Downstairs I hear Mom laughing. I wonder if she’s still on my phone, talking to Dad, and what Devra would think of that. It’s that normal sound that does it: Mom’s laughter. I could ruin it, walk downstairs right now and tell her that I think I’ve got a problem, reduce whatever life she’s managed to rebuild for herself into rubble.
Mom would blame herself for not seeing it. Dad would feel guilty for not being here to notice. The Galarzas would no longer tell me that what two can eat, three can eat. Coach would be done with me, since our school has a zero-tolerance drug policy. I imagine the harsh cutoff of Mom’s laughter when I tell her, the collapse of each face as they flood with disappointment.
Or I can reach for the bottle, knowing that one pill can fix it, restore my balance and put my skin back in the right place and realign my bones, my feet planted firmly on the ground in the morning. Those are my choices. I can derail the lives of everyone I care about, or I can take one white pill and make it all better.

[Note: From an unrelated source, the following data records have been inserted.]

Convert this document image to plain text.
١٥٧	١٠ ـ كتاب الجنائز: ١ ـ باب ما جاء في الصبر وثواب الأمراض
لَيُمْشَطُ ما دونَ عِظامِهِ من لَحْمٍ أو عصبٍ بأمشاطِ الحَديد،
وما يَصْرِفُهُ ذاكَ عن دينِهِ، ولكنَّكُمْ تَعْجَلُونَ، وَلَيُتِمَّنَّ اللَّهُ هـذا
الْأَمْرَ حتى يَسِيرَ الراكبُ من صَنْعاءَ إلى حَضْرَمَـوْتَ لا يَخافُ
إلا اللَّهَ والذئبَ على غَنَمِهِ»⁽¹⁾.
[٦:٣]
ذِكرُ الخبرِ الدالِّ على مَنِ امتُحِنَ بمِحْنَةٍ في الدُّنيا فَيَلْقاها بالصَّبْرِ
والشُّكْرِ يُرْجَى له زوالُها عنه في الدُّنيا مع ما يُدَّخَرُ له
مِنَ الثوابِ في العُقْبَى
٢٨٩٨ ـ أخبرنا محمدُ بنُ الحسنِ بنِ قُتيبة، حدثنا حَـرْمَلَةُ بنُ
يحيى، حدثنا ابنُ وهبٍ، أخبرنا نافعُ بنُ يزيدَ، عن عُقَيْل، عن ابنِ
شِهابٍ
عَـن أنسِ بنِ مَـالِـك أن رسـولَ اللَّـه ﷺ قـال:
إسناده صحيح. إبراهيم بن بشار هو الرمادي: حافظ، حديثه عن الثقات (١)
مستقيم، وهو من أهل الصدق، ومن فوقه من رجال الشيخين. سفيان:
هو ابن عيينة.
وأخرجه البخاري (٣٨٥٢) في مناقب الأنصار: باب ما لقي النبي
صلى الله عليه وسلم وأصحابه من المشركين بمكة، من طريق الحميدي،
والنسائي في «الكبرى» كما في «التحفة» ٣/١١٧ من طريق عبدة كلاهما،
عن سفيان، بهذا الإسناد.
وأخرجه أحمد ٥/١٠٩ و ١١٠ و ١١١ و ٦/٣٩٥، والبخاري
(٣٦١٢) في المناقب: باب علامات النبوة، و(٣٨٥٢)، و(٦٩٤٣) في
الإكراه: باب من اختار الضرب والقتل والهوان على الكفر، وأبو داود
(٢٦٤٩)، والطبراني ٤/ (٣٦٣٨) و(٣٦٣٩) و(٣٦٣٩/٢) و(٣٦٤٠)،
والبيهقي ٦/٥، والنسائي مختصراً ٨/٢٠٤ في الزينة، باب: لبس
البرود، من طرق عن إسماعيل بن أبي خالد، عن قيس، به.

When you think about it that way, it’s easy.
Chapter Twenty-Five
friction: the resistance with which a body meets from the surface on which it moves—or—a clashing between two persons in opinion
I think of it as a maintenance drug, taking two 80s every day the same way Bella Right takes her birth control pills or Mom does for her Cymbalta. Even though upping my dosage means Ronald’s pills are almost gone, I tell myself I don’t need to be ashamed of it. My goal has always been to drop the pills as soon as possible, and right now, it’s not possible. If withdrawal is going to leave me with liquid guts that come out both ends and hands that can’t make the throw to second, there’s no question of putting myself—and my team—through that right now. When the season is over, when my leg is healed. That’s when I’ll do it.
For sure.
At school, the Bellas got the okay to set off confetti cannons in front of the locker room after school for the first game of the season. They get the JV team to make a tunnel and two girls at the end set off the cannons, streamers flying out in school colors, the band lining the hall and blaring the fight song. Carolina and I lead the charge, running under the outstretched arms of the JV players, the Bellas, Lydia, and the rest of the starters behind us. We run through the halls, slapping hands, chest-bumping some of the guys who lift with us.